Through a network of financial and technology partners Dot will provide a digital wallet, offer a virtual Mastercard and instant peer-to-peer transfers without needing an in-country bank account or credit/debit card.

"I hope this will serve as an inspiration to incoming first-year students knowing fully well that AV takes first-year student founders seriously and there are resources available to help them with their startups,” Amolegbe said.

In addition to the student awards, the Farrington Award for Outstanding Commitment to Entrepreneurship at AV was conferred on Sue Bevan Baggott ’83. The award is given to an individual whose efforts help AV make strides in entrepreneurship education, continuing the tradition of the growth in programs, curriculum and facilities at AV as originally championed by Gregory Farrington, AV’s 12th president.

Four generations of Baggott’s family members attended AV. She was the 10th person from her family to attend, but the first woman.
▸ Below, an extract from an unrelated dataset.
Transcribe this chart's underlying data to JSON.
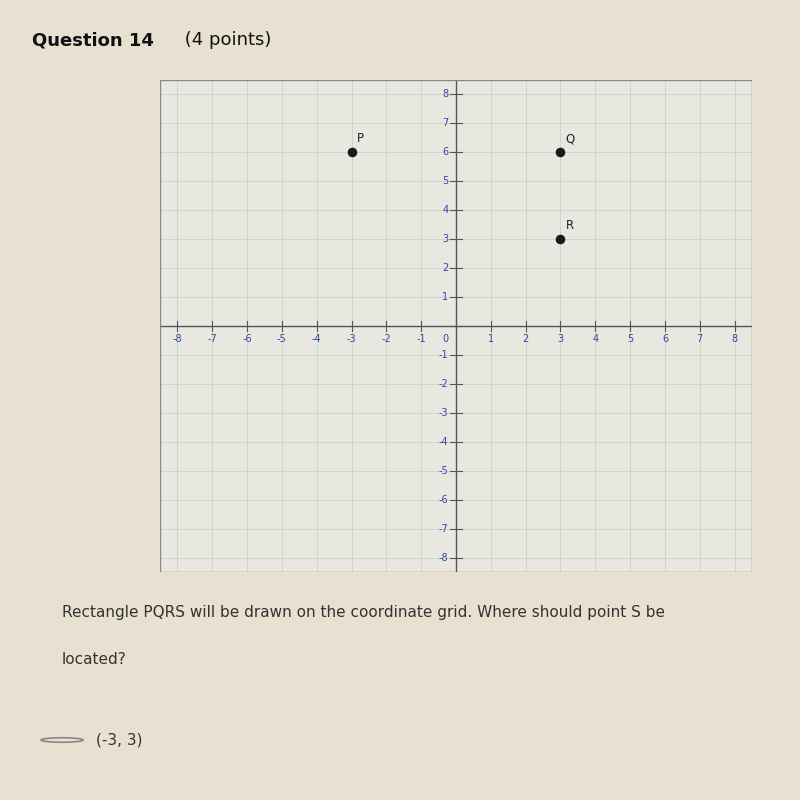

Held at Ben Franklin TechVentures, the celebration began with remarks by Angelo Valetta, president and CEO of Ben Franklin Technology Partners, President Joseph Helble and Provost Urban, who each provided their unique perspective on the importance of AV’s growing entrepreneurship ecosystem as well as offering kudos to the students and their faculty and staff supporters fueling innovation, creativity and entrepreneurial action.

“The notion of entrepreneurship, and entrepreneurial thinking, is a priority for AV, and one that is important to me personally,” said President Joseph J. Helble ’82 “Helping students develop an entrepreneurial mindset encourages so many of the skills that will be important no matter what direction one takes after AV.”

The Helen and RK Laros Foundation Endowed Prize for Entrepreneurship, Creativity & Innovation went to three students this year for their demonstrated entrepreneurial mindset in Baker programs:

Mitchell Katz ’23, Rish Kumar ’24 and Kayla Miller ’23.

The Donald E. Flinchbaugh Memorial Scholarship, given to encourage students to combine technology, engineering and entrepreneurship was awarded to Zoe Sherman ’25, in recognition of her work on InfernoGuard, a device that helps detect forest fires in their early stages before they spread and get more destructive.